The question is stated informally, using the terms "queries" and "access". 

Here is how I formally interpret it: 
>For $s$ and $t$ in $(0,1)$, let $G_{s,t}$ be the set of all continuous strictly increasing functions $g\colon[0,1]\to[0,1]$ such that the set 
$$E:=E_{s,t}(g):=\{x\in[0,1]\colon x+s\in[0,1],g(x+s)-g(x)<t\}$$
is nonempty. Do there exist sequences $(x_j)_{j=1}^\infty$ and $(y_j)_{j=1}^\infty$ in $[0,1]$ such that for any $g\in G_{s,t}$ there is a natural $n$ such that the following implication holds: If a function $h\colon[0,1]\to[0,1]$ is continuous and strictly increasing and for all $j\in[n]:=\{1,\dots,n\}$ we have $h(x_j)=g(x_j)$ and $h^{-1}(y_j)=g^{-1}(y_j)$, then ($h\in G_{s,t}$ and) for some $k\in[n]$ we have $x_k\in E_{s,t}(h)$?  

Then the answer is yes.  

Indeed, informally, let the $j$th query give us the values $g(q_j)$ and $g(q_j+s)$ (assuming, say, $g(q_j+s):=\infty$ if $q_j+s>1$), where $(q_j)_{j=1}^\infty$ is an enumeration of the set of all rational numbers in $[0,1]$. Take any $g\in G_{s,t}$, so that $E_{s,t}(g)\ne\emptyset$. Since $g$ is continuous, the set $E_{s,t}(g)$ is open in $[0,1]$, and hence $q_n\in E_{s,t}(g)$ for some natural $n$. So, we will find the point $x_n\in E_{s,t}(g)$ on our $n$th query. 

Formally, let $(y_j)_{j=1}^\infty$ be any sequence in $[0,1]$ (it will be of no use to us). For each natural $j$, let $x_{2j-1}:=q_j$ and $x_{2j}:=q_j+s$. 

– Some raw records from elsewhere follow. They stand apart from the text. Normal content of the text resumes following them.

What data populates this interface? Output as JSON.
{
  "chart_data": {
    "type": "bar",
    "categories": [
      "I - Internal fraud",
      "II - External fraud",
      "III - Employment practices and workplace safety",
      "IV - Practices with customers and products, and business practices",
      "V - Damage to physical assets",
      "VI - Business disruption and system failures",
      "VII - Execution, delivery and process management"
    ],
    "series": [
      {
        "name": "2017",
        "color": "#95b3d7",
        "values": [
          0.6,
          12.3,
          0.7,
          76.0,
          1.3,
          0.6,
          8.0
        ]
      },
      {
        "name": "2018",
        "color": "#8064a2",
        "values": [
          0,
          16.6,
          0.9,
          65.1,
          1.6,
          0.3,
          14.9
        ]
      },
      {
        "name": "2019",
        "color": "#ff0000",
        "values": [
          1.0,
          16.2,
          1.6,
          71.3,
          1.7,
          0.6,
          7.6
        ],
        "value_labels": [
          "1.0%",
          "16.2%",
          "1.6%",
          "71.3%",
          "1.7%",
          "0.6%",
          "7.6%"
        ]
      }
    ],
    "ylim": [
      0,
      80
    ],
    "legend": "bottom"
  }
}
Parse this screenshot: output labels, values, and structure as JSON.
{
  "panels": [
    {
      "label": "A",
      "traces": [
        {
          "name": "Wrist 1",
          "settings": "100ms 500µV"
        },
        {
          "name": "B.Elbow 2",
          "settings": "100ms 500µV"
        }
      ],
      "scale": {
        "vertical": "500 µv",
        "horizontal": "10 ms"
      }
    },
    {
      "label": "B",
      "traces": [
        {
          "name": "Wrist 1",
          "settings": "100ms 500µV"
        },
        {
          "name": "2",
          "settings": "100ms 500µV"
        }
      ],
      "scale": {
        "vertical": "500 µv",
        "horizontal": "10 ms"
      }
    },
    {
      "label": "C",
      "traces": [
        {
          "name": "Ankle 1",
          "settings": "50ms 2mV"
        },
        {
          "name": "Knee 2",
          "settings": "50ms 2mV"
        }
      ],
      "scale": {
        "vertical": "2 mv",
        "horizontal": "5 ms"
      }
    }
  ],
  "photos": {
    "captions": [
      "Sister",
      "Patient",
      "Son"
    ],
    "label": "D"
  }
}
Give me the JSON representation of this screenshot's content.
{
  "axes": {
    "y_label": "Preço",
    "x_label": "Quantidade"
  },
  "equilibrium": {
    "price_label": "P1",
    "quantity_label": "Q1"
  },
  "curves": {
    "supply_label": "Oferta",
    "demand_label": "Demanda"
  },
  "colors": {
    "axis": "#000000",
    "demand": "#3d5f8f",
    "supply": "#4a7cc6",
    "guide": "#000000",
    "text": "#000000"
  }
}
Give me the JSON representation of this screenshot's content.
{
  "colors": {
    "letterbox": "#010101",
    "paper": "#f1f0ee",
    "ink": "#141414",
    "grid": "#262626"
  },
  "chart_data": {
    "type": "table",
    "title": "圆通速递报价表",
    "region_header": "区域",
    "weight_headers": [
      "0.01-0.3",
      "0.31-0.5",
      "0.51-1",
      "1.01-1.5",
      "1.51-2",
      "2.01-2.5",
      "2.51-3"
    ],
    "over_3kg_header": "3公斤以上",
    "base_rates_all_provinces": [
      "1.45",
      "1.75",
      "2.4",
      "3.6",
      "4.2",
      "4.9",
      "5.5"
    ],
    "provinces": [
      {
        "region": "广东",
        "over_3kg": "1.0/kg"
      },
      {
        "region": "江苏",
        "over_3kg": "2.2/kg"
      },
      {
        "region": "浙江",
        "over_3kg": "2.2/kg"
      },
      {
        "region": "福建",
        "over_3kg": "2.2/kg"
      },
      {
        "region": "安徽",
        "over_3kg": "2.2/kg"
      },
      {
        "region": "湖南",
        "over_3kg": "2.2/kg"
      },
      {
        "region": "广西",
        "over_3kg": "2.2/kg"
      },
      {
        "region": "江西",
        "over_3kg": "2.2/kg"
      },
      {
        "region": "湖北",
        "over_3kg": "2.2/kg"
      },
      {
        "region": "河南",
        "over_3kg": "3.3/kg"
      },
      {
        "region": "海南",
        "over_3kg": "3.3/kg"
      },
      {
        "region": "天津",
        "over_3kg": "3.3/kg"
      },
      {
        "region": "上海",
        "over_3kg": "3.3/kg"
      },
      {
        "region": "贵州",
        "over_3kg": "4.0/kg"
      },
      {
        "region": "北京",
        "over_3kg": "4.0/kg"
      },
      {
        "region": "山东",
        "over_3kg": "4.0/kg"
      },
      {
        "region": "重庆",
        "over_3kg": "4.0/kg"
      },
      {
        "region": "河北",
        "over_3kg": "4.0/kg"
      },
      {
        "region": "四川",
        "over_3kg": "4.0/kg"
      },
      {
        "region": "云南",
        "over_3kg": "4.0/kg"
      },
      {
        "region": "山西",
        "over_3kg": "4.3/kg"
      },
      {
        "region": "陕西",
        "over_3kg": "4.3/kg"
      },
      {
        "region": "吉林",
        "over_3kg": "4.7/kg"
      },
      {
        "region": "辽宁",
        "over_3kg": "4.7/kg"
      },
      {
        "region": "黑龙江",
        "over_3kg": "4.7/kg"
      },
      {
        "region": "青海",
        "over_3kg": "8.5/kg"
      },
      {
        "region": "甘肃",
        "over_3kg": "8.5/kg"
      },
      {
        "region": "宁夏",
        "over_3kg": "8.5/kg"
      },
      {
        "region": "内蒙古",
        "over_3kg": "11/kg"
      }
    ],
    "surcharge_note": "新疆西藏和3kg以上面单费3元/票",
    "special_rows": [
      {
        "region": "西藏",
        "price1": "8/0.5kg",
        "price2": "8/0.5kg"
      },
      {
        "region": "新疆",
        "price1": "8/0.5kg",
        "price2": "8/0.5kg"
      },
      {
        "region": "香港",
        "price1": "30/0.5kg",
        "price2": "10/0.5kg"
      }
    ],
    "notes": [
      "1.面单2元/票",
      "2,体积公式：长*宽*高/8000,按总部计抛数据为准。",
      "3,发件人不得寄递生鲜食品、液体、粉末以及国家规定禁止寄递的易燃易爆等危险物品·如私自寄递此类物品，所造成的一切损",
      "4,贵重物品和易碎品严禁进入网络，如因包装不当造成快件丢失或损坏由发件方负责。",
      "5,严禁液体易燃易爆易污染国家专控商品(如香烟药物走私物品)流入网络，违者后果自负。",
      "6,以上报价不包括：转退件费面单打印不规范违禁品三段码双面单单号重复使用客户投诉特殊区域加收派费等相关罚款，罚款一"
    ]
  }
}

Take any $g\in G_{s,t}$. Then, as shown in the previous paragraph, $q_n\in E_{s,t}(g)$ for some natural $n$. 
Now, if a function $h\colon[0,1]\to[0,1]$ is continuous and strictly increasing and for all $j\in[2n]$ we have $h(x_j)=g(x_j)$ and $h^{-1}(y_j)=g^{-1}(y_j)$, then ($h\in G_{s,t}$ and) for $k=2n-1(\in[2n])$ we have $x_k+s=x_{2n-1}+s=q_n+s\in[0,1]$ and $h(x_k+s)-h(x_k)=h(x_{2n})-h(x_{2n-1})=g(x_{2n})-g(x_{2n-1})=g(q_n+s)-g(q_n)<t$ (because $q_n\in E_{s,t}(g)$), so that $x_k\in E_{s,t}(h)$. Thus, the implication in question holds.